In 1991 our company received a letter from the EPA that we were a ‘PRP’ which stands for a ‘Potentially Responsible Party’ for an environmental cleanup near Tampa, Florida. In 1980 Congress passed the act which created the Superfund, which was a pool of funds administered by a new bureaucracy.

This new bureaucracy decided that since we had sold lead batteries to a lead recycling firm that, according to the new law, we were therefore responsible for their downstream liability.  The recycler disposed of the lead acid improperly, causing water pollution in a nearby swamp.

But we sold the batteries two years before the law was enacted. Didn’t matter; we were held retroactively liable.  We could not explain our innocence to a jury because there was no jury; just a ruling from the Department of Justice.  We were directed to participate in the cleanup or face fines of $25,000 per day.  My daughter then a new born would be held liable as a descendent of a targeted business.

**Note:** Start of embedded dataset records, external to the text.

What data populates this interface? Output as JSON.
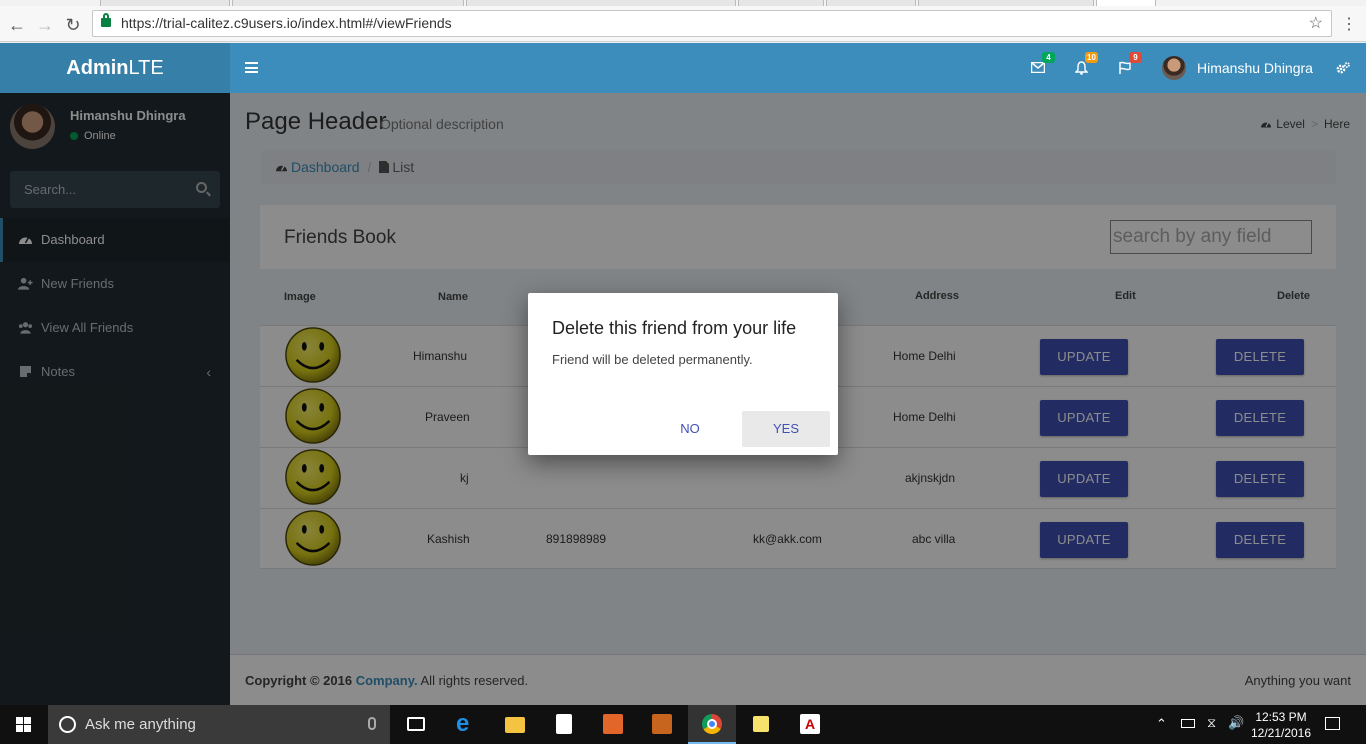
{
  "browser": {
    "url": "https://trial-calitez.c9users.io/index.html#/viewFriends"
  },
  "header": {
    "logo_bold": "Admin",
    "logo_rest": "LTE",
    "messages_count": "4",
    "notifications_count": "10",
    "tasks_count": "9",
    "user_name": "Himanshu Dhingra",
    "colors": {
      "primary": "#3c8dbc",
      "logo_bg": "#367fa9",
      "green_badge": "#00a65a",
      "orange_badge": "#f39c12",
      "red_badge": "#dd4b39"
    }
  },
  "sidebar": {
    "user_name": "Himanshu Dhingra",
    "status": "Online",
    "search_placeholder": "Search...",
    "items": [
      {
        "label": "Dashboard",
        "icon": "dashboard-icon"
      },
      {
        "label": "New Friends",
        "icon": "user-plus-icon"
      },
      {
        "label": "View All Friends",
        "icon": "users-icon"
      },
      {
        "label": "Notes",
        "icon": "notes-icon"
      }
    ]
  },
  "page": {
    "title": "Page Header",
    "description": "Optional description",
    "crumb_level": "Level",
    "crumb_here": "Here",
    "crumb_dashboard": "Dashboard",
    "crumb_list": "List"
  },
  "friends_book": {
    "title": "Friends Book",
    "search_placeholder": "search by any field",
    "columns": {
      "image": "Image",
      "name": "Name",
      "address": "Address",
      "edit": "Edit",
      "delete": "Delete"
    },
    "rows": [
      {
        "name": "Himanshu",
        "phone": "",
        "email": "",
        "address": "Home Delhi"
      },
      {
        "name": "Praveen",
        "phone": "",
        "email": "",
        "address": "Home Delhi"
      },
      {
        "name": "kj",
        "phone": "",
        "email": "",
        "address": "akjnskjdn"
      },
      {
        "name": "Kashish",
        "phone": "891898989",
        "email": "kk@akk.com",
        "address": "abc villa"
      }
    ],
    "update_label": "UPDATE",
    "delete_label": "DELETE"
  },
  "dialog": {
    "title": "Delete this friend from your life",
    "message": "Friend will be deleted permanently.",
    "no_label": "NO",
    "yes_label": "YES"
  },
  "footer": {
    "copyright_prefix": "Copyright © 2016 ",
    "company": "Company.",
    "suffix": " All rights reserved.",
    "right_text": "Anything you want"
  },
  "taskbar": {
    "search_placeholder": "Ask me anything",
    "time": "12:53 PM",
    "date": "12/21/2016"
  }
}
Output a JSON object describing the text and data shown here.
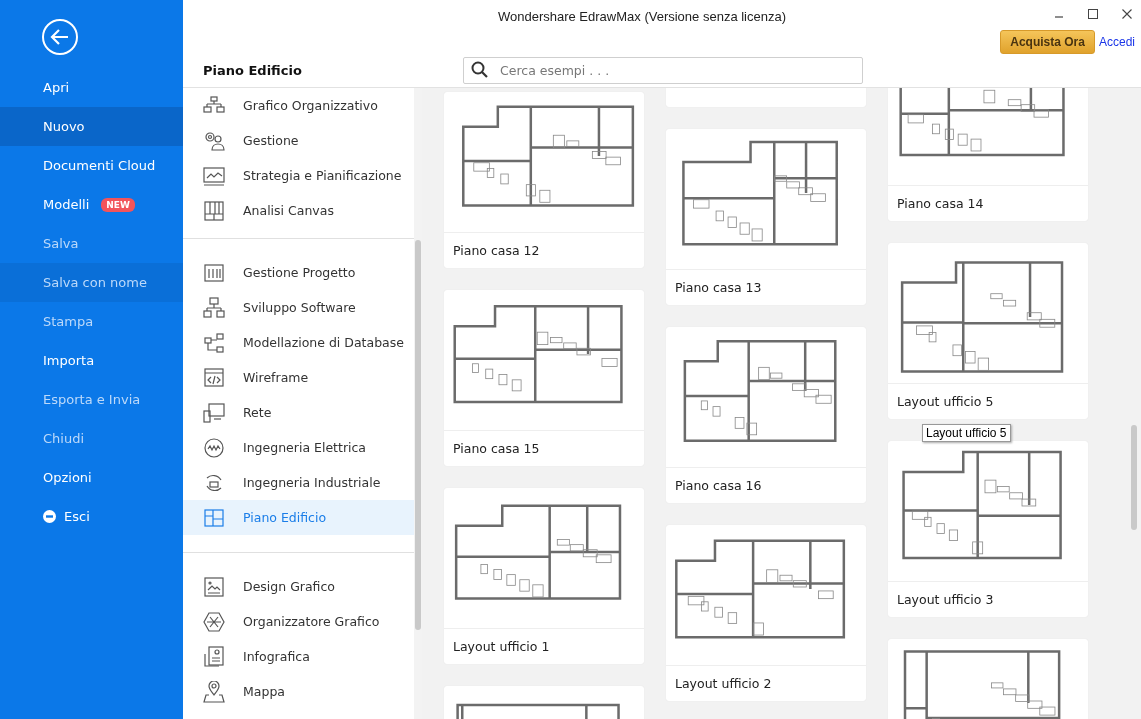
{
  "window": {
    "title": "Wondershare EdrawMax (Versione senza licenza)"
  },
  "nav": {
    "items": [
      {
        "label": "Apri",
        "kind": "plain",
        "selected": false,
        "disabled": false,
        "hovered": false
      },
      {
        "label": "Nuovo",
        "kind": "plain",
        "selected": true,
        "disabled": false,
        "hovered": false
      },
      {
        "label": "Documenti Cloud",
        "kind": "plain",
        "selected": false,
        "disabled": false,
        "hovered": false
      },
      {
        "label": "Modelli",
        "kind": "plain",
        "badge": "NEW",
        "selected": false,
        "disabled": false,
        "hovered": false
      },
      {
        "label": "Salva",
        "kind": "plain",
        "selected": false,
        "disabled": true,
        "hovered": false
      },
      {
        "label": "Salva con nome",
        "kind": "plain",
        "selected": false,
        "disabled": true,
        "hovered": true
      },
      {
        "label": "Stampa",
        "kind": "plain",
        "selected": false,
        "disabled": true,
        "hovered": false
      },
      {
        "label": "Importa",
        "kind": "plain",
        "selected": false,
        "disabled": false,
        "hovered": false
      },
      {
        "label": "Esporta e Invia",
        "kind": "plain",
        "selected": false,
        "disabled": true,
        "hovered": false
      },
      {
        "label": "Chiudi",
        "kind": "plain",
        "selected": false,
        "disabled": true,
        "hovered": false
      },
      {
        "label": "Opzioni",
        "kind": "plain",
        "selected": false,
        "disabled": false,
        "hovered": false
      },
      {
        "label": "Esci",
        "kind": "exit",
        "selected": false,
        "disabled": false,
        "hovered": false
      }
    ]
  },
  "header": {
    "title": "Piano Edificio",
    "buy_button": "Acquista Ora",
    "login_link": "Accedi"
  },
  "search": {
    "placeholder": "Cerca esempi . . ."
  },
  "categories": {
    "groups": [
      [
        {
          "label": "Grafico Organizzativo",
          "selected": false
        },
        {
          "label": "Gestione",
          "selected": false
        },
        {
          "label": "Strategia e Pianificazione",
          "selected": false
        },
        {
          "label": "Analisi Canvas",
          "selected": false
        }
      ],
      [
        {
          "label": "Gestione Progetto",
          "selected": false
        },
        {
          "label": "Sviluppo Software",
          "selected": false
        },
        {
          "label": "Modellazione di Database",
          "selected": false
        },
        {
          "label": "Wireframe",
          "selected": false
        },
        {
          "label": "Rete",
          "selected": false
        },
        {
          "label": "Ingegneria Elettrica",
          "selected": false
        },
        {
          "label": "Ingegneria Industriale",
          "selected": false
        },
        {
          "label": "Piano Edificio",
          "selected": true
        }
      ],
      [
        {
          "label": "Design Grafico",
          "selected": false
        },
        {
          "label": "Organizzatore Grafico",
          "selected": false
        },
        {
          "label": "Infografica",
          "selected": false
        },
        {
          "label": "Mappa",
          "selected": false
        }
      ]
    ]
  },
  "gallery": {
    "columns": [
      [
        {
          "title": "Piano casa 12"
        },
        {
          "title": "Piano casa 15"
        },
        {
          "title": "Layout ufficio 1"
        },
        {}
      ],
      [
        {},
        {
          "title": "Piano casa 13"
        },
        {
          "title": "Piano casa 16"
        },
        {
          "title": "Layout ufficio 2"
        }
      ],
      [
        {
          "title": "Piano casa 14"
        },
        {
          "title": "Layout ufficio 5"
        },
        {
          "title": "Layout ufficio 3"
        },
        {}
      ]
    ],
    "tooltip": "Layout ufficio 5"
  }
}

We were one of thousands of scrap yards that sent batteries to the site; but one of a few dozen that were actually viable enough to fund a cleanup. We were held jointly and severally liable for the cleanup, so if one of the other PRPs went bankrupt we had to cover their share.

When we found out that an environmental remediation company had damaged the site prior to our involvement we sought to sue them for their liability only to find out that they had worked for the EPA and were indemnified for their negligence and incompetence. This meant that even if we proved their negligence in court that the cost of their action would be charged back to US as an ongoing site expense.

Over the next 15 years our ‘cleanup group’ spent more on legal bills than we spend on the cleanup. An entire industry of environmental lawyers grew to respond to the Kafkaesque world created by the EPA and Superfund.  As one of the other PRPs noted, ” Our grandparents left countries because of laws like this.”

When the Superfund bill was passed it enjoyed widespread support from both parties to address the very real concern over the funding to clean up about 1400 identified sites.  But like other such ‘comprehensive’ laws the details are rarely identified in the bill itself.  The details are written and enforced by a bureaucracy that writes rules that our elected representatives never see, that are never debated at town hall meetings, that are never joked about by John Stewart or Bill Maher, that never hear the scorn from Bill O’Reily or Glenn Beck or Rush Limbaugh, and are too complicated to be addressed by the great unwashed sending in their letter to the editors.

This is why the details and hot points about the still to be seen Health Care Bill are irrelevant and distracting.  Once the government is able to establish a bureaucracy to write the rules and govern the use of our health care system the real damage will be beyond the scope of the Tea Parties, Twitterers, and even our own legislators.  This is the real truth about how the laws work in this country, especially when we seek ‘comprehensive ‘reform.   “Comprehensive reforms” create bureaucracies that are unaccountable and indestructible.  They relegate our basic systems of justice to the dustbins of history.

Instead of trying to recreate an entire system we should identify the broken parts and fix them, one at a time if necessary. It would be much easier to get a bipartisan agreement and actually get something passed.  We agree that there are parts of the system that need change, but in our rush to ‘do something’ we attempt to do everything and end up with nothing.

But amidst the arguments and controversies this bill will be compromised at any cost as long as the end result is the establishment of a government bureaucracy to control our health care system. That is when the real damage will be done.